Let's start with $aSb=\{0\}$ and work with the unit matrices as you were. Remember that $e_{jj}ae_{kk}$ is going to yield $a_{jk}e_{jk}$, the matrix you get when you replace everything in $a$ except the $i,j$ entry with zero, $a_{jk}\in R$.
We can say that $\{0\}=e_{ii}aSbe_{mm}\supseteq e_{ii}a(e_{jj}e_{jj}Se_{kk}e_{kk})be_{mm}$ for every $i,j,k,m$. The important stuff you want from the last expression is rewritten here:
$$ \{0\}=(e_{ii}ae_{jj})(e_{jj}Se_{kk})(e_{kk}be_{mm})=(a_{ij}e_{ij})(S_{jk}e_{jk})(b_{km}e_{km})=a_{ij}S_{jk}b_{km}e_{im} $$
By a little abuse of notation, I'm writing $S$ both as if it were a matrix and as if it were a set of matrices.

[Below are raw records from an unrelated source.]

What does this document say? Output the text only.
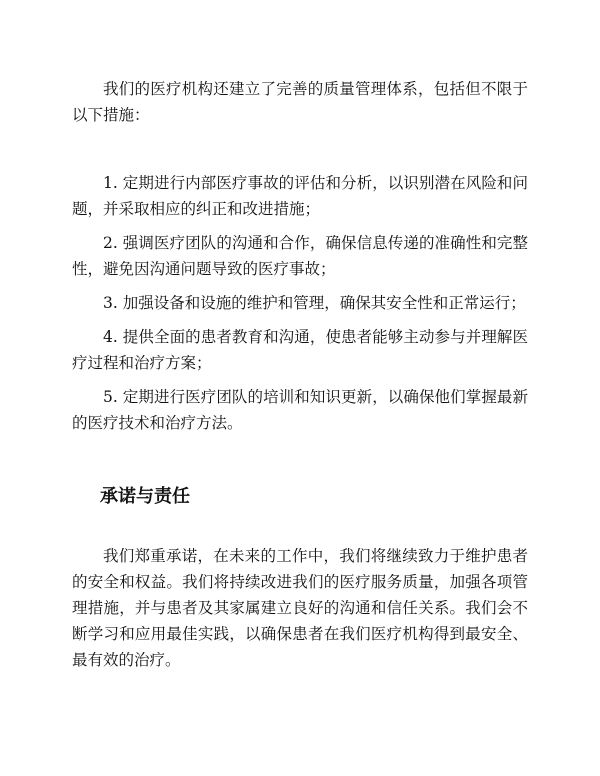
我们的医疗机构还建立了完善的质量管理体系，包括但不限于以下措施：

1. 定期进行内部医疗事故的评估和分析，以识别潜在风险和问题，并采取相应的纠正和改进措施；
2. 强调医疗团队的沟通和合作，确保信息传递的准确性和完整性，避免因沟通问题导致的医疗事故；
3. 加强设备和设施的维护和管理，确保其安全性和正常运行；
4. 提供全面的患者教育和沟通，使患者能够主动参与并理解医疗过程和治疗方案；
5. 定期进行医疗团队的培训和知识更新，以确保他们掌握最新的医疗技术和治疗方法。
承诺与责任

我们郑重承诺，在未来的工作中，我们将继续致力于维护患者的安全和权益。我们将持续改进我们的医疗服务质量，加强各项管理措施，并与患者及其家属建立良好的沟通和信任关系。我们会不断学习和应用最佳实践，以确保患者在我们医疗机构得到最安全、最有效的治疗。
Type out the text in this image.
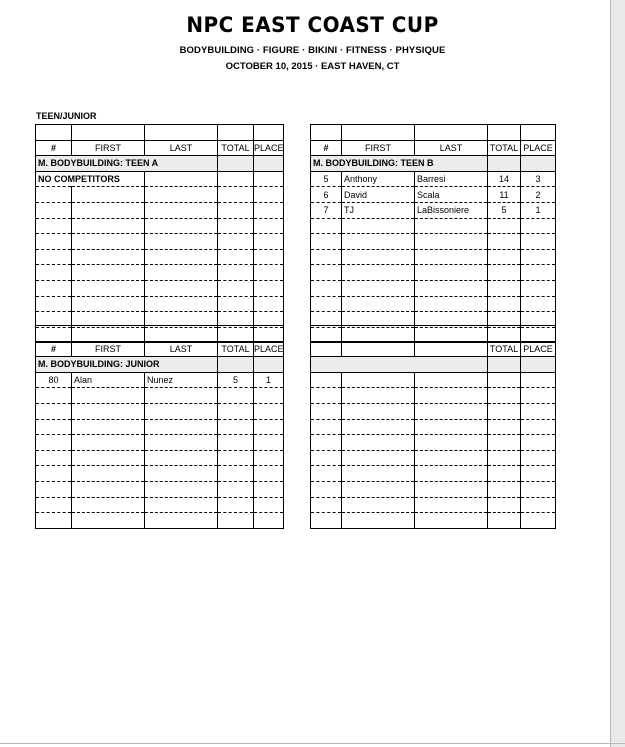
NPC EAST COAST CUP
BODYBUILDING · FIGURE · BIKINI · FITNESS · PHYSIQUE
OCTOBER 10, 2015 · EAST HAVEN, CT
TEEN/JUNIOR

#	FIRST	LAST	TOTAL	PLACE
M. BODYBUILDING: TEEN A				
NO COMPETITORS				

#	FIRST	LAST	TOTAL	PLACE
M. BODYBUILDING: TEEN B				
5	Anthony	Barresi	14	3
6	David	Scala	11	2
7	TJ	LaBissoniere	5	1

#	FIRST	LAST	TOTAL	PLACE
M. BODYBUILDING: JUNIOR				
80	Alan	Nunez	5	1

			TOTAL	PLACE
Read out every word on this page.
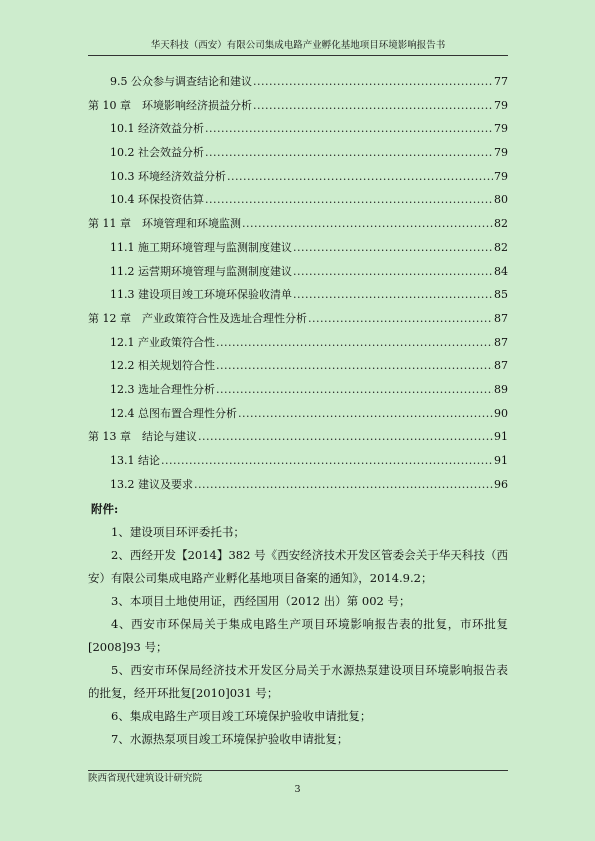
华天科技（西安）有限公司集成电路产业孵化基地项目环境影响报告书
9.5 公众参与调查结论和建议 .....	77
第 10 章　环境影响经济损益分析 .....	79
10.1 经济效益分析 .....	79
10.2 社会效益分析 .....	79
10.3 环境经济效益分析 .....	79
10.4 环保投资估算 .....	80
第 11 章　环境管理和环境监测 .....	82
11.1 施工期环境管理与监测制度建议 .....	82
11.2 运营期环境管理与监测制度建议 .....	84
11.3 建设项目竣工环境环保验收清单 .....	85
第 12 章　产业政策符合性及选址合理性分析 .....	87
12.1 产业政策符合性 .....	87
12.2 相关规划符合性 .....	87
12.3 选址合理性分析 .....	89
12.4 总图布置合理性分析 .....	90
第 13 章　结论与建议 .....	91
13.1 结论 .....	91
13.2 建议及要求 .....	96
附件:

1、建设项目环评委托书；

2、西经开发【2014】382 号《西安经济技术开发区管委会关于华天科技（西安）有限公司集成电路产业孵化基地项目备案的通知》，2014.9.2；

3、本项目土地使用证，西经国用（2012 出）第 002 号；

4、西安市环保局关于集成电路生产项目环境影响报告表的批复，市环批复[2008]93 号；

5、西安市环保局经济技术开发区分局关于水源热泵建设项目环境影响报告表的批复，经开环批复[2010]031 号；

6、集成电路生产项目竣工环境保护验收申请批复；

7、水源热泵项目竣工环境保护验收申请批复；

陕西省现代建筑设计研究院
3
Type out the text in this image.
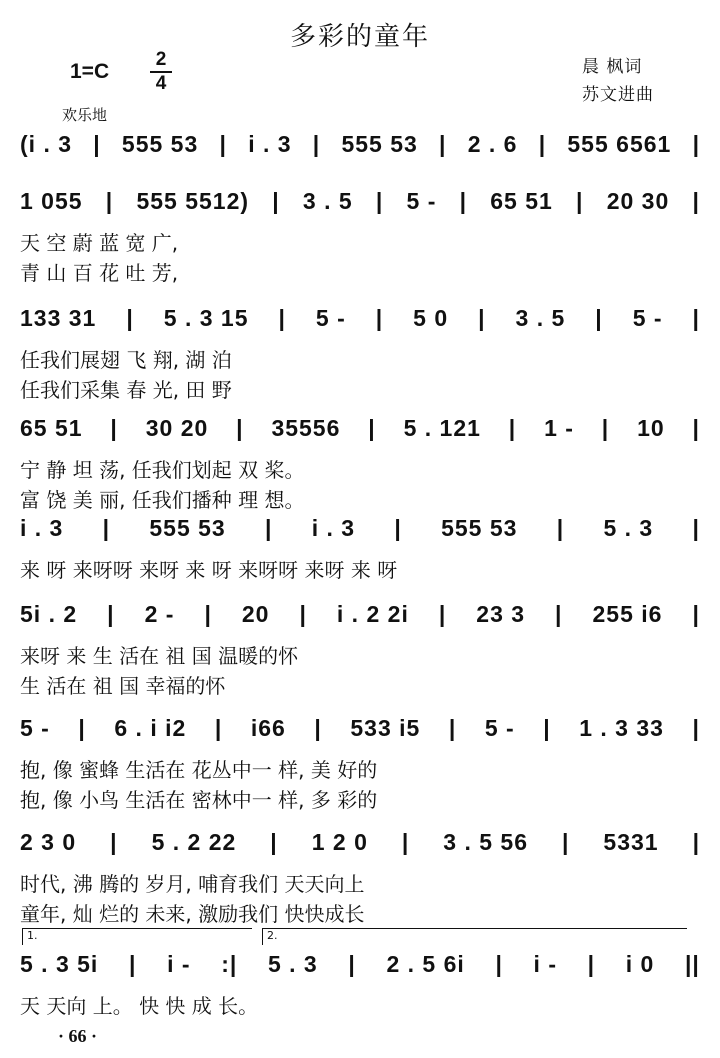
多彩的童年
1=C
2
4
晨 枫词
苏文进曲
欢乐地
(i . 3 | 555 53 | i . 3 | 555 53 | 2 . 6 | 555 6561 |
1 055 | 555 5512) | 3 . 5 | 5 - | 65 51 | 20 30 |
天 空 蔚 蓝 宽 广,
青 山 百 花 吐 芳,
133 31 | 5 . 3 15 | 5 - | 5 0 | 3 . 5 | 5 - |
任我们展翅 飞 翔, 湖 泊
任我们采集 春 光, 田 野
65 51 | 30 20 | 35556 | 5 . 121 | 1 - | 10 |
宁 静 坦 荡, 任我们划起 双 桨。
富 饶 美 丽, 任我们播种 理 想。
i . 3 | 555 53 | i . 3 | 555 53 | 5 . 3 |
来 呀 来呀呀 来呀 来 呀 来呀呀 来呀 来 呀
5i . 2 | 2 - | 20 | i . 2 2i | 23 3 | 255 i6 |
来呀 来 生 活在 祖 国 温暖的怀
生 活在 祖 国 幸福的怀
5 - | 6 . i i2 | i66 | 533 i5 | 5 - | 1 . 3 33 |
抱, 像 蜜蜂 生活在 花丛中一 样, 美 好的
抱, 像 小鸟 生活在 密林中一 样, 多 彩的
2 3 0 | 5 . 2 22 | 1 2 0 | 3 . 5 56 | 5331 |
时代, 沸 腾的 岁月, 哺育我们 天天向上
童年, 灿 烂的 未来, 激励我们 快快成长
5 . 3 5i | i - :| 5 . 3 | 2 . 5 6i | i - | i 0 ||
天 天向 上。 快 快 成 长。
1.	2.
· 66 ·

The symbol $S_{jk}$ should be accordingly read as "the set of $jk$ entries of elements in $S$". But this is just the set $\{re_{jk}\mid r\in R\}$.
Now if both $a$ and $b$ were nonzero on some element, you could pick $i,j,k,m$ such that $a_{ij}$ and $b_{km}$ are both nonzero. As discussed above, the $S_{jk}$ ranges all over $R$, so the far right of the equation is saying that $a_{ij}Rb_{km}=\{0\}$ in $R$. But this is a contradiction if $R$ is prime.